In this seminal course, Dr. Kevin Clark and Ravi Scott Jain (authors of The Liberal Arts Tradition) take us through a thoughtful, clear presentation of a paradigm for the tradition of classical Christian education. Clark and Jain emphasize that the 7 liberal arts are “not enough” to capture the classical tradition of education but that the liberal arts exist within the larger context of a tradition that includes piety, gymnastic, music, philosophy, and theology. To restore a vibrant classical, Christian education, we must recover not only the liberal arts but also this wider tradition that enhances the liberal arts, setting them free to enable the mastery of philosophy and theology.
Note: This course is based on the first edition of The Liberal Arts Tradition by Dr. Kevin Clark and Ravi Scott Jain, but still thoroughly communicates their key insights. We also highly recommend reading their revised edition of this text in conjunction with this course.

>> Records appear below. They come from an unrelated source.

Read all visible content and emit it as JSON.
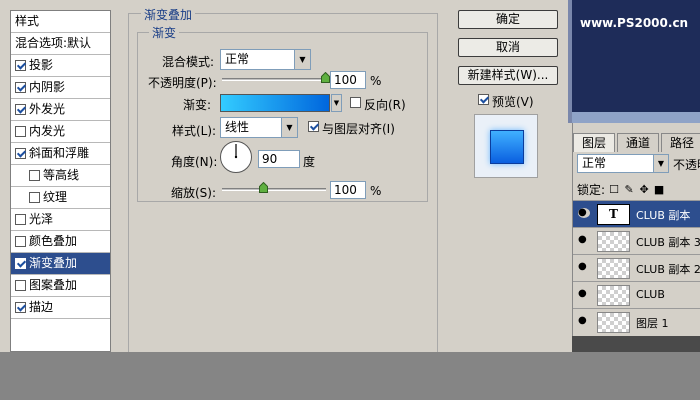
{
  "style_list": {
    "header": "样式",
    "blending": "混合选项:默认",
    "items": [
      {
        "label": "投影",
        "checked": true,
        "indent": false,
        "selected": false
      },
      {
        "label": "内阴影",
        "checked": true,
        "indent": false,
        "selected": false
      },
      {
        "label": "外发光",
        "checked": true,
        "indent": false,
        "selected": false
      },
      {
        "label": "内发光",
        "checked": false,
        "indent": false,
        "selected": false
      },
      {
        "label": "斜面和浮雕",
        "checked": true,
        "indent": false,
        "selected": false
      },
      {
        "label": "等高线",
        "checked": false,
        "indent": true,
        "selected": false
      },
      {
        "label": "纹理",
        "checked": false,
        "indent": true,
        "selected": false
      },
      {
        "label": "光泽",
        "checked": false,
        "indent": false,
        "selected": false
      },
      {
        "label": "颜色叠加",
        "checked": false,
        "indent": false,
        "selected": false
      },
      {
        "label": "渐变叠加",
        "checked": true,
        "indent": false,
        "selected": true
      },
      {
        "label": "图案叠加",
        "checked": false,
        "indent": false,
        "selected": false
      },
      {
        "label": "描边",
        "checked": true,
        "indent": false,
        "selected": false
      }
    ]
  },
  "panel": {
    "title": "渐变叠加",
    "subtitle": "渐变",
    "blend_mode_label": "混合模式:",
    "blend_mode_value": "正常",
    "opacity_label": "不透明度(P):",
    "opacity_value": "100",
    "opacity_fraction": 1.0,
    "opacity_unit": "%",
    "gradient_label": "渐变:",
    "gradient_colors": [
      "#33ccff",
      "#0066dd"
    ],
    "reverse_label": "反向(R)",
    "reverse_checked": false,
    "style_label": "样式(L):",
    "style_value": "线性",
    "align_label": "与图层对齐(I)",
    "align_checked": true,
    "angle_label": "角度(N):",
    "angle_value": "90",
    "angle_unit": "度",
    "scale_label": "缩放(S):",
    "scale_value": "100",
    "scale_fraction": 0.4,
    "scale_unit": "%"
  },
  "buttons": {
    "ok": "确定",
    "cancel": "取消",
    "new_style": "新建样式(W)...",
    "preview_label": "预览(V)",
    "preview_checked": true
  },
  "banner": {
    "text": "www.PS2000.cn"
  },
  "layers": {
    "tabs": [
      "图层",
      "通道",
      "路径"
    ],
    "blend_mode": "正常",
    "opacity_label": "不透明",
    "lock_label": "锁定:",
    "rows": [
      {
        "name": "CLUB 副本",
        "type": "text",
        "thumb_text": "T",
        "selected": true
      },
      {
        "name": "CLUB 副本 3",
        "type": "raster",
        "thumb_text": "",
        "selected": false
      },
      {
        "name": "CLUB 副本 2",
        "type": "raster",
        "thumb_text": "",
        "selected": false
      },
      {
        "name": "CLUB",
        "type": "raster",
        "thumb_text": "",
        "selected": false
      },
      {
        "name": "图层 1",
        "type": "raster",
        "thumb_text": "",
        "selected": false
      }
    ]
  },
  "colors": {
    "accent": "#2d4e8e",
    "banner_bg": "#1e2c59"
  }
}
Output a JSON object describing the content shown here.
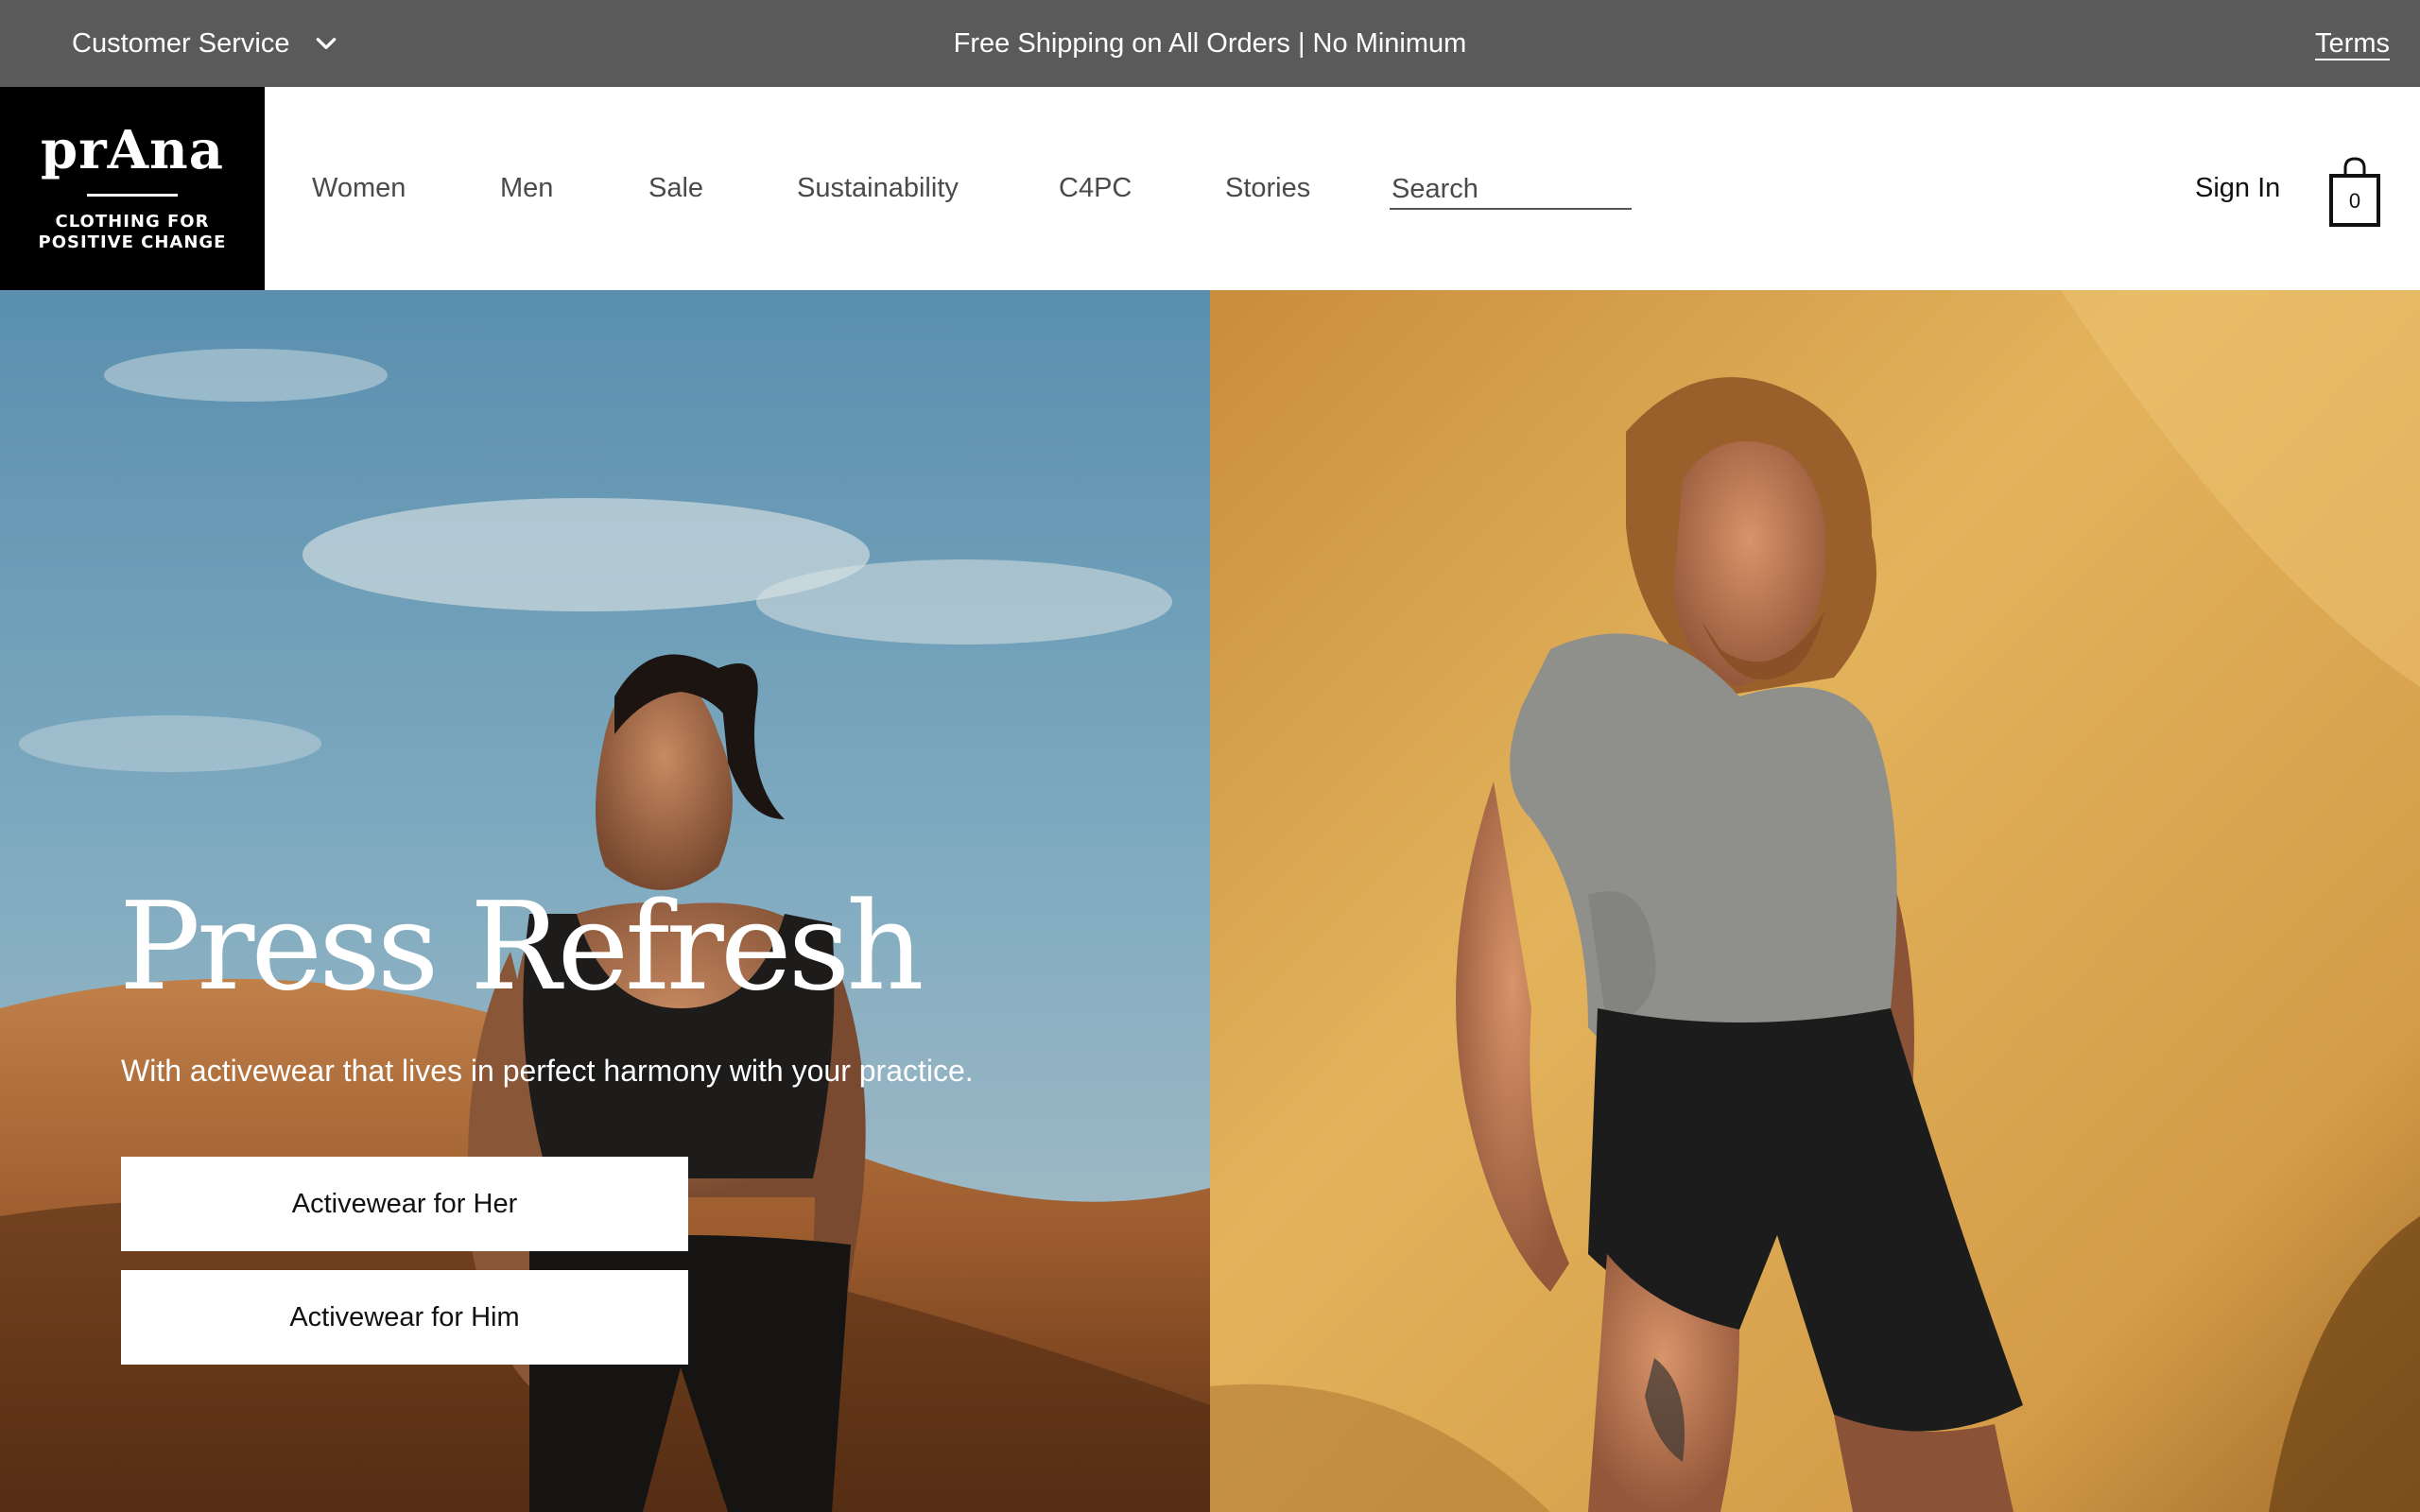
{
  "topbar": {
    "customer_service": "Customer Service",
    "promo": "Free Shipping on All Orders | No Minimum",
    "terms": "Terms"
  },
  "header": {
    "logo": {
      "wordmark": "prAna",
      "tagline_line1": "CLOTHING FOR",
      "tagline_line2": "POSITIVE CHANGE"
    },
    "nav": [
      "Women",
      "Men",
      "Sale",
      "Sustainability",
      "C4PC",
      "Stories"
    ],
    "search_placeholder": "Search",
    "sign_in": "Sign In",
    "cart_count": "0"
  },
  "hero": {
    "title": "Press Refresh",
    "subtitle": "With activewear that lives in perfect harmony with your practice.",
    "cta_primary": "Activewear for Her",
    "cta_secondary": "Activewear for Him"
  },
  "colors": {
    "topbar_bg": "#5a5a5a",
    "logo_bg": "#000000",
    "header_bg": "#ffffff",
    "cta_bg": "#ffffff"
  },
  "icons": {
    "dropdown": "chevron-down-icon",
    "cart": "shopping-bag-icon"
  }
}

Dr. Kevin Clark is the president of The Ecclesial Schools Initiative (ESI, esischools.org), an organization he founded in 2019 to help underserved families in Florida receive better access to Christian liberal arts education. Before founding ESI, Kevin served as academic dean of the Geneva School in Winter Park, Florida, where he also taught for fifteen years. Kevin is an Alcuin fellow with The Society for Classical Learning and a member of the teaching faculty in the Master of Arts in Classical Teaching program at The Templeton Honors College. Kevin earned a BA in philosophy from the University of Central Florida, an MA in theological studies from Reformed Theological Seminary, and a DLS from Georgetown University, where he wrote on liberal arts education and interdisciplinary practice.
Kevin is not simply a philosopher, however; he loves stories—especially reading them aloud to his children—and thinks Sarah Mackenzie’s Read-Aloud Revival might save the world. He understands his vocation as a Christian educator to be in service of the Church and the family as they seek to train children in the fear and admonition of the Lord. This means that for Kevin, Christian classical education is not simply a matter of academic preparation; it’s about seeing Christ’s Church flourish as a new generation of men and women bring the wisdom, beauty, and justice of New Creation to bear for God’s glory and the life of the world.
Ravi Scott Jain graduated from Davidson College with a BA and interests in physics, ancient Greek, and international political economy. He worked at various churches, received an MA from Reformed Theological Seminary, and later earned a graduate certificate in mathematics from the University of Central Florida. He began teaching calculus and physics at the Geneva School in 2003 and since that time has developed an integrated double-period class called “The Scientific Revolution.” In this class, the students read primary sources such as Galileo and Newton in order to recapitulate the narrative of discovery while preserving the mathematical and scientific rigor expected of a college-level treatment. He also teaches AP Calculus BC, in which the students strive to discover and demonstrate the “most beautiful theorem in mathematics,” and AP Physics C, in which the students encounter Faraday, Maxwell, and Einstein. Ravi has given more than 100 talks and workshops throughout the country and overseas on topics related to education, theology, mathematics, and science. He has served as a deacon in his church and is an Alcuin fellow. He has two boys, Judah and Xavier. After the duties of the week have been discharged (often by about 8:53 on Saturday night), in the few hours that remain, he enjoys spending time with his wife Kelley Anne, whom he met in Japan, as well as with the rest of his family and friends.
To obtain a certification credit for this course, simply complete each presentation lesson or discussion in the course (by marking it complete or by taking the quiz) and then also take the certification test at the end of the course. The quizzes are designed to ensure that you have understood the essential content of each presentation, and they can be taken more than once if necessary. The cumulative certification test at the end of the course is given as a pass/fail test and requires that you upload one or more essays demonstrating your understanding of the course. (Please note that essays are simply evaluated by word count.) When you have completed the course, a certificate that you can print or email will become available within “My Courses” (accessible under “Courses” in the main menu when you are signed in as an active subscriber).
We recommend previewing the essay question within the end of course test before starting the course. This will help in guiding your note taking as you progress through the course. Please allow approximately 2 weeks for essay submissions to be reviewed.
By taking the course for certification credit, you also will be on your way to obtaining a Level 1 certification.